Clearly, taking literally Jesus’ advice to sell all I have and give it to the poor would create more problems than it would solve. How much to give, and to whom, is an unanswerable question. The perennial low-grade guilt that thrums at the edge of my consciousness is the price I must pay for the privileges bestowed on me by the universe through no merits of my own. And when that same universe deals me the occasional blow, I am reminded that I too am a part of suffering creaturedom, as fragile and vulnerable as the bird et al. And that awareness, far more than unsolicited gifts and pathetic entreaties, deepens my compassion for my fellow beings, and keeps self-pity at bay.

8 Responses

  1. It must work to some extent, or they wouldn’t keep doing it.

    Maybe some people are guilted into sending a few bucks. I am not.

    I go by the Post Office statement that anything I get that I did NOT request is mine to use a I please – and I use the calendars if I need one.

    I tried sending them notes. I even tried sending notes to the charities we DO support telling them we would stop sending our contribution if they didn’t stop sending things – not the slightest effect.

    I gave up, grab anything I want, recycle or trash without the slightest qualm: they started it, I went above and beyond to try to stop them unsuccessfully, I’m not participating.

    IF given the chance (they insist on CALLING to thank us or to try to solicit larger gifts), I normally don’t pick up strange numbers, but sometimes one will leak through, I will tell them to take me off their lists. But the guilt I don’t accept, and don’t even feel bad about it.

    Stop worrying – they know exactly what they’re doing, often have no other source of funds so they pay a major percentage of what is donated on the ‘service’ that does the actual sending, and they won’t stop. Stupid, wasteful, and not my problem. Americans!

      1. I don’t think one has ever worked – at the receiving end, they just dump my complaint, and the amount of trash doesn’t diminish.

        Even from the charities we have carefully chosen to support. It galls – but I can’t waste any more time on it, and we haven’t decided – yet! – to dump THEM. It may happen.

        One person – against a system which must work somewhat. You’ll have to decide for yourself each charity. But dump the guilt. Most people don’t even bother to try to stem the avalanche.

  2. It makes no sense to toss/recycle perfectly good notepads. Think of it as saving the life of another small tree by using an already dead one. And I wouldn’t waste a second of guilt on using postage-paid envelopes to ask to have your name removed. If it works, you’re saving them money. If they ignore your request, as they often do mine, it’s their problem. I ALWAYS use postage-paid envelopes to send back request forms. Sometimes they’re still addressed to my dead mother. I TELL them she’s been dead 6 months, a year, 18 months, and to please stop–and sometimes I write “AGHHH!!!”–but it’s extraordinary how infrequently some organizations pay any attention.

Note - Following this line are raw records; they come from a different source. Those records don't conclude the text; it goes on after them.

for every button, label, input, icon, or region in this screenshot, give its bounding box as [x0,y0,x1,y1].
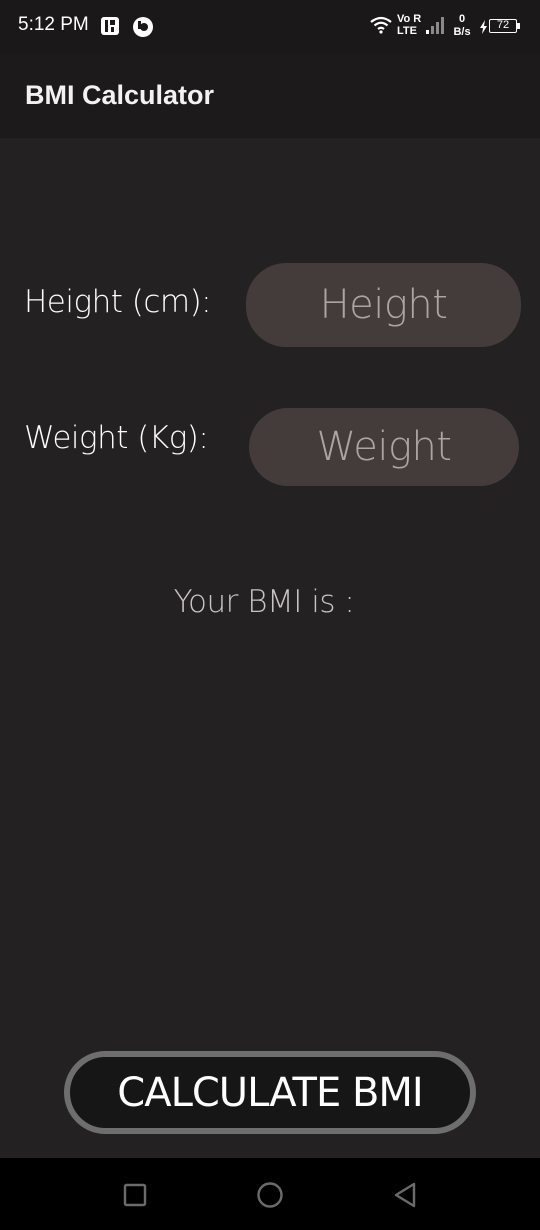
signal-icon [425,16,445,38]
battery-tip [517,23,520,29]
volte-indicator: Vo R LTE [397,13,421,37]
weight-input[interactable] [249,408,519,486]
net-speed-unit: B/s [453,26,471,38]
app-bar: BMI Calculator [0,54,540,138]
calculate-bmi-button[interactable]: CALCULATE BMI [64,1051,476,1134]
weight-label: Weight (Kg): [24,420,209,456]
volte-top: Vo R [397,13,422,25]
wifi-icon [370,16,392,38]
battery-icon: 72 [489,19,517,33]
net-speed-value: 0 [458,13,466,25]
network-speed: 0 B/s [450,13,474,39]
charging-icon [479,19,488,38]
recents-square-icon[interactable] [120,1180,150,1210]
home-circle-icon[interactable] [255,1180,285,1210]
status-time: 5:12 PM [18,14,89,35]
navigation-bar [0,1158,540,1230]
circle-app-icon [132,16,154,42]
notification-app-icon [100,16,120,40]
bmi-result-text: Your BMI is : [173,584,355,620]
height-input[interactable] [246,263,521,347]
volte-bottom: LTE [397,25,417,37]
app-title: BMI Calculator [25,80,215,110]
back-triangle-icon[interactable] [390,1180,420,1210]
status-bar: 5:12 PM Vo R LTE 0 B/s 72 [0,0,540,54]
height-label: Height (cm): [24,284,212,320]
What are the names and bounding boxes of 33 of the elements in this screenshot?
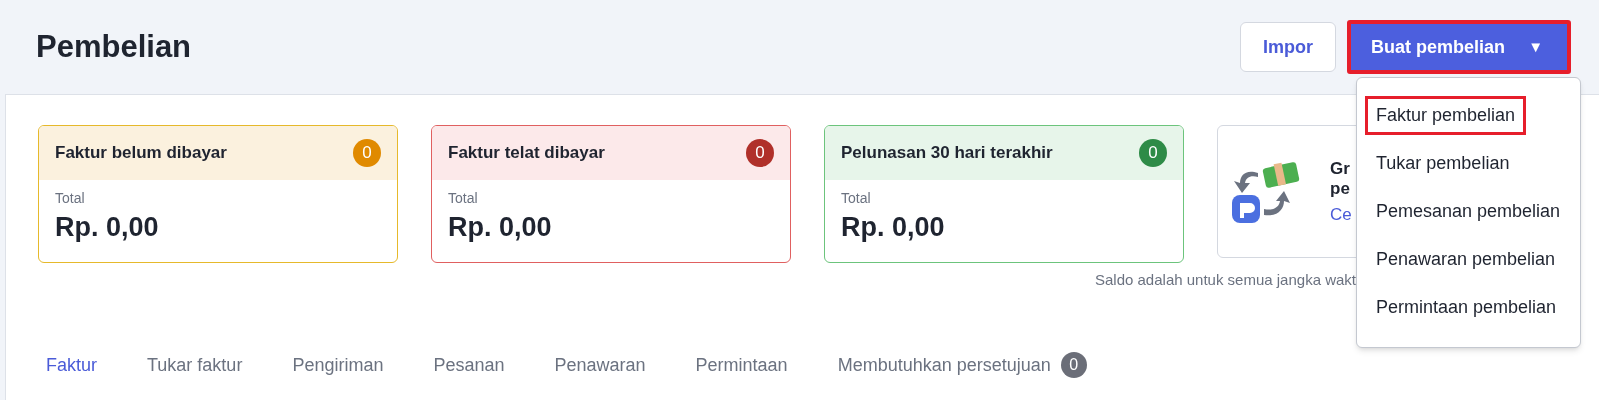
count-badge: 0: [1139, 139, 1167, 167]
tab[interactable]: Faktur: [46, 351, 97, 379]
promo-link[interactable]: Ce: [1330, 204, 1352, 225]
tab[interactable]: Tukar faktur: [147, 351, 243, 379]
balance-note: Saldo adalah untuk semua jangka wakt: [1095, 270, 1356, 290]
total-label: Total: [841, 189, 872, 208]
promo-title: Gr: [1330, 158, 1351, 179]
tab[interactable]: Permintaan: [695, 351, 788, 379]
menu-item[interactable]: Tukar pembelian: [1365, 144, 1521, 183]
create-purchase-button[interactable]: Buat pembelian ▼: [1347, 20, 1571, 74]
total-label: Total: [448, 189, 479, 208]
import-button[interactable]: Impor: [1240, 22, 1336, 72]
card-title: Pelunasan 30 hari terakhir: [841, 142, 1053, 165]
count-badge: 0: [746, 139, 774, 167]
tab[interactable]: Membutuhkan persetujuan 0: [837, 351, 1087, 379]
tab[interactable]: Pesanan: [433, 351, 505, 379]
tab[interactable]: Pengiriman: [292, 351, 384, 379]
count-badge: 0: [1060, 352, 1087, 378]
menu-item[interactable]: Permintaan pembelian: [1365, 288, 1568, 327]
count-badge: 0: [353, 139, 381, 167]
total-amount: Rp. 0,00: [841, 211, 946, 244]
total-amount: Rp. 0,00: [55, 211, 160, 244]
total-amount: Rp. 0,00: [448, 211, 553, 244]
tab[interactable]: Penawaran: [554, 351, 646, 379]
menu-item[interactable]: Faktur pembelian: [1365, 96, 1527, 135]
card-title: Faktur telat dibayar: [448, 142, 605, 165]
card-title: Faktur belum dibayar: [55, 142, 227, 165]
caret-icon: ▼: [1528, 35, 1543, 59]
promo-title: pe: [1330, 178, 1351, 199]
menu-item[interactable]: Penawaran pembelian: [1365, 240, 1567, 279]
menu-item[interactable]: Pemesanan pembelian: [1365, 192, 1572, 231]
total-label: Total: [55, 189, 86, 208]
page-title: Pembelian: [36, 27, 192, 66]
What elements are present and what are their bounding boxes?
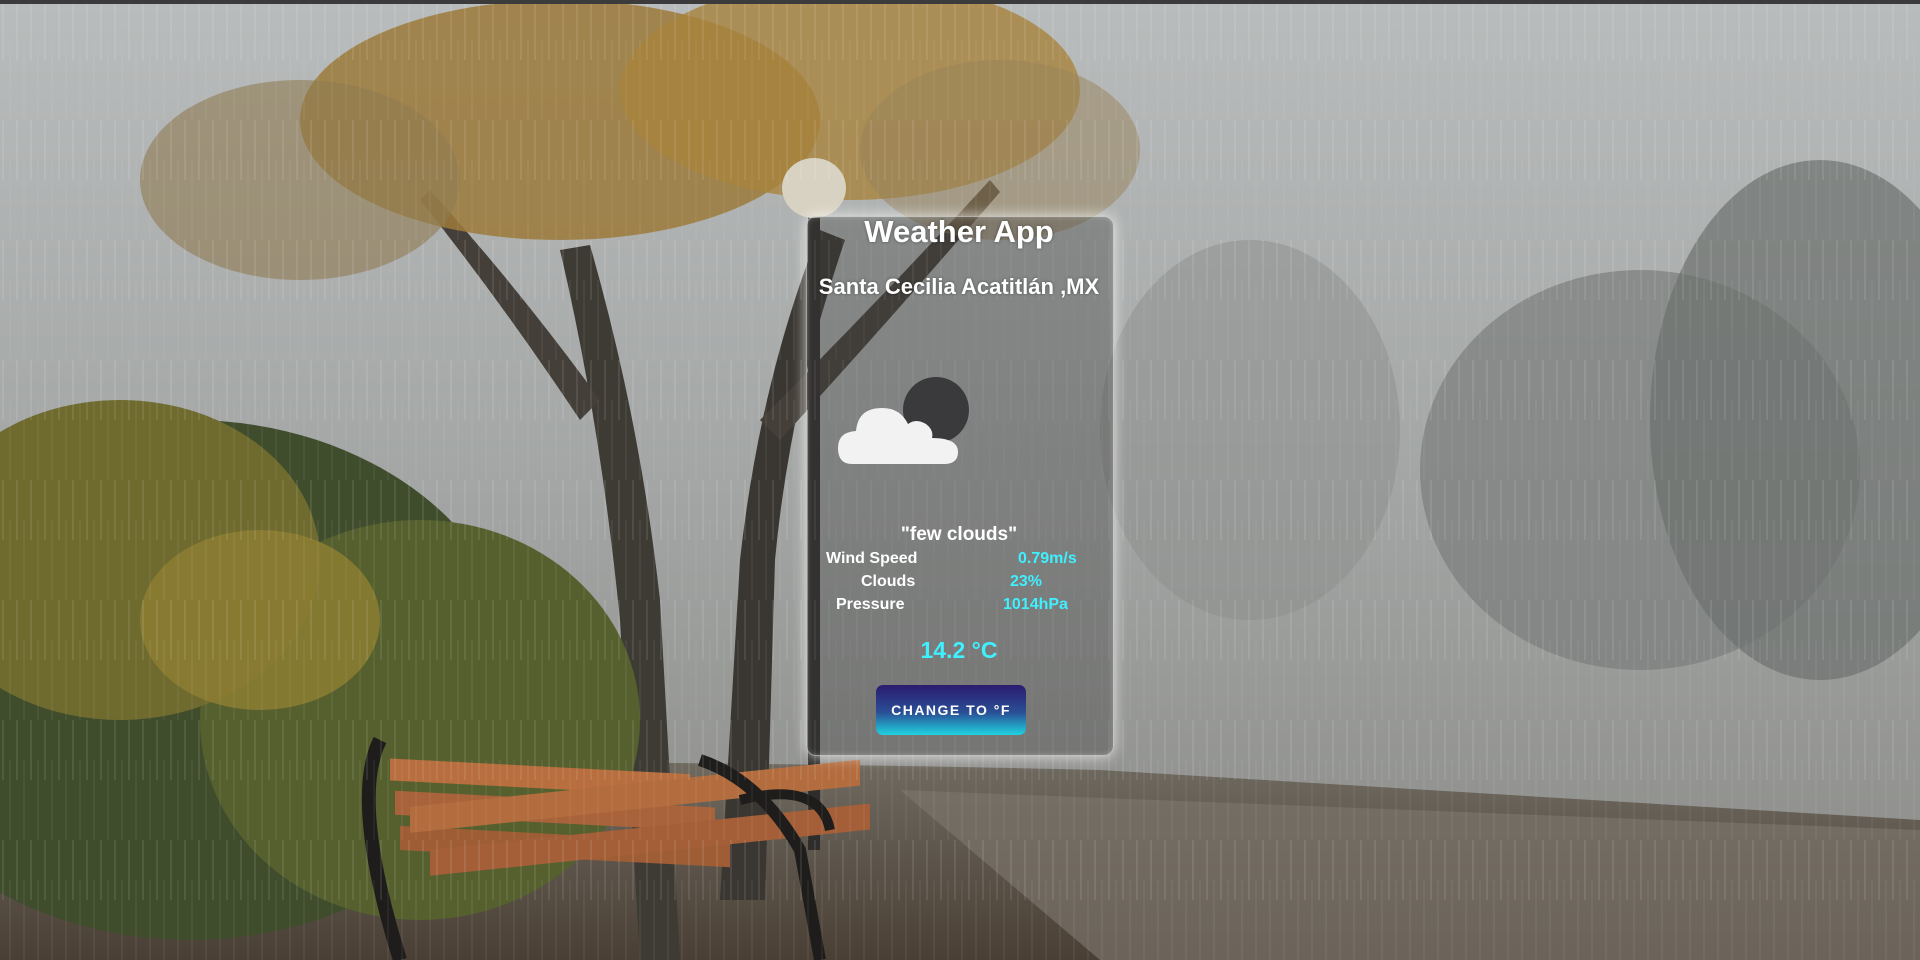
change-unit-button[interactable]: CHANGE TO °F [876,685,1026,735]
temperature-block: 14.2 °C [806,0,1112,960]
temperature-value: 14.2 °C [920,637,998,663]
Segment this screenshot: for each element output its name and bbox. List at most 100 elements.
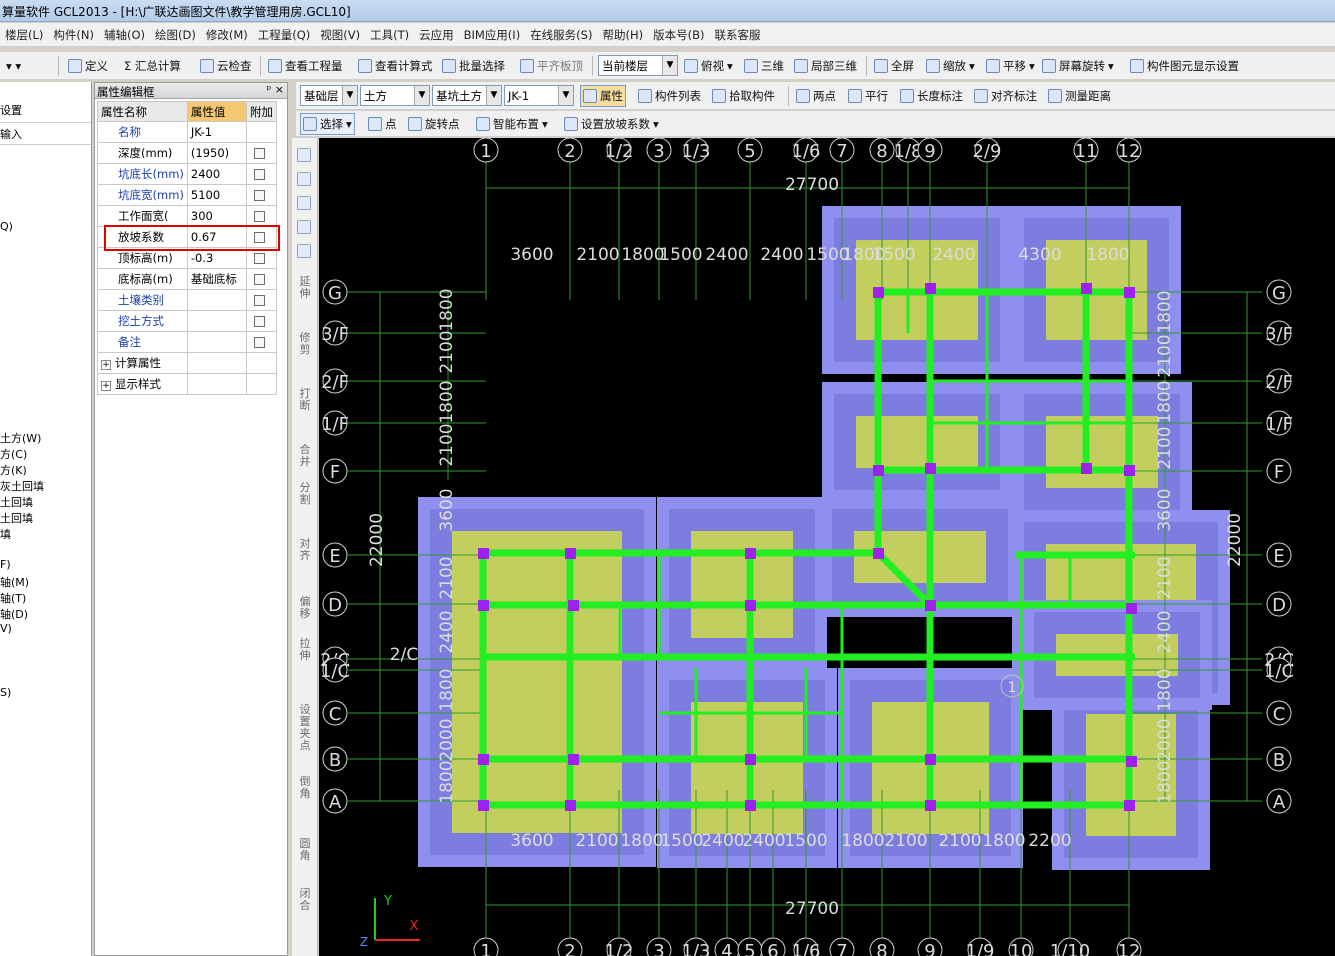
nav-item[interactable]: 方(K): [0, 462, 27, 478]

    1. I have had better (though not complete) luck stopping catalogs by calling them on the phone. But the charities are unremitting. I’d love to know what psychological principles they’re making use of, and if they ever hit diminishing returns.

  3. These unsolicited gifts make me CRAZY, especially if it’s someone I want to support, because it makes me not want to support them any longer. I seriously look at these things and think, THIS is where my money goes? Well, forget it, then.